Getting customers was made harder by the fact that the company had some tough competition.
“My biggest competition in the early days raised $30 million in venture funding. They were on the front cover of every magazine. They were offering a product as good as ours at a cheaper price. I was very frustrated.”
It was two years before Ryan and Scott took on their first employee, and when that moment came, the company still had very little money.
“I convinced one employee to work for $8,000 a year, and another to work for $20,000 a year. Bryce (Winkleman – regional sales lead for EMEA) was getting $12 per hour when he started.”
“The business was in the basement of my parents’ home. It was really hard hiring people. When they showed up they were surprised to see the company was in the basement of a house.”
Getting his brother Jared on board was among the hardest hiring feats.
"He was working for Google. It was a hard sell for us to get him on board. It took us seven years."
“It was weird when he joined as he is my older brother. He came from a Google style approach and I came from a start-up approach so it was hard meshing them.”
The company finally moved out of its basement location in 2006, when Scott decamped to Moldova for a six-month Fulbright fellowship to help set up a business school.
Ryan seized the opportunity to move out of the basement and into offices.
Crisis? What crisis?
While a huge percentage of companies struggled through the global economic downturn, the financial crisis was a period of growth for Qualtrics.
“Our market on the corporate side skyrocketed during the recession. We were adding 500 corporations a quarter during the recession.
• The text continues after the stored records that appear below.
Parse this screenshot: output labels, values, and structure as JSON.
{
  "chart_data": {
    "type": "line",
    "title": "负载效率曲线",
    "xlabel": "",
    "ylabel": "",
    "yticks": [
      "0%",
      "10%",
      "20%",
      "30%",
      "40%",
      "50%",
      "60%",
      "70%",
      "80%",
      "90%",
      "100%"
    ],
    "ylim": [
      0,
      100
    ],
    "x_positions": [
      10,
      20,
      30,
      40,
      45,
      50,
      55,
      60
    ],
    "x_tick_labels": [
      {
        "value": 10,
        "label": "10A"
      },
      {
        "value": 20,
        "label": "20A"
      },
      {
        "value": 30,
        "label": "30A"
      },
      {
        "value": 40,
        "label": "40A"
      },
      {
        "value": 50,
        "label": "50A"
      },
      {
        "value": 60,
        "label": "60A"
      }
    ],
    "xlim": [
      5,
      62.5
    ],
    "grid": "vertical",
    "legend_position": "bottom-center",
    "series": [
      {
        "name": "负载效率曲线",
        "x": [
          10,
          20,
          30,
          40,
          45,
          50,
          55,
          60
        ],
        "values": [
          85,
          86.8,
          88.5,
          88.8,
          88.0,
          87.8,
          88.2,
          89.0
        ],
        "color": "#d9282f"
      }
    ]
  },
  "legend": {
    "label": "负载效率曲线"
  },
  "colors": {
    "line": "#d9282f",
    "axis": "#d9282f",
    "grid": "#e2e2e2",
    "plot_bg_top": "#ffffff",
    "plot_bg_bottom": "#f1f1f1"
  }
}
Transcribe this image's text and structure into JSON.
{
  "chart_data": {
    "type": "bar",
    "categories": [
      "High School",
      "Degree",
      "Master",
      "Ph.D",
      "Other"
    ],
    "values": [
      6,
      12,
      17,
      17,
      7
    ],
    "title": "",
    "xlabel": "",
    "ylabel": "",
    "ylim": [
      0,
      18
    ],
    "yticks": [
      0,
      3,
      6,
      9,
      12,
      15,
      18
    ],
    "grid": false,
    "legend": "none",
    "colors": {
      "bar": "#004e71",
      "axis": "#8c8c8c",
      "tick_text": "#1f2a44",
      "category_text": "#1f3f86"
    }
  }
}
“We now have over 6,000 enterprises as clients and most of them started with us after 2008.
Smith credits F.ounders and The Summit for introducing him to Dublin.
“I came to F.ounders and the Web Summit. That convinced me it was a good time come to Ireland. Dublin wasn’t on my mind as a business location until I came to those conferences.”
In September last year, the company opened its European headquarters in Dublin, announcing 150 jobs over three years. Over 50 people are already employed in the Dublin office.
“We did look at other cities in Europe. Our head of engineering is from the UK. My brother was aware of Dublin, though, from when he worked in Google, as he had colleagues based in Dublin.
“Dublin felt like Provo to us. There was more of a scrappy culture.”
The company now has more than 6,000 customers including half of the Fortune 100 and 99 of the top 100 business schools.
It also has more than 500 employees between Utah and Dublin, but Ryan wants more.
“I work myself out of a job about every three months. As we continue to hire good people, my role changes, as they take on some of my job.”
“A lot of companies just go through the motions but they can’t say what success looks like. We can’t be in this (Earsfort Terrace) office anymore. This isn’t success to us. We need more people and more offices in Dublin.”
His advice for aspiring entrepreneurs is: “nail it, then scale it”.
“A lot of start-ups are thinking about scaling before they’ve even figured out their product.”
As for his biggest competition from the early days?
“That company is now non-existent. We blew right by them and it’s a great feeling.
“It’s very rare to have a company that can grow and scale to one that will be around for a long time. We are growing like weeds and we are profitable.”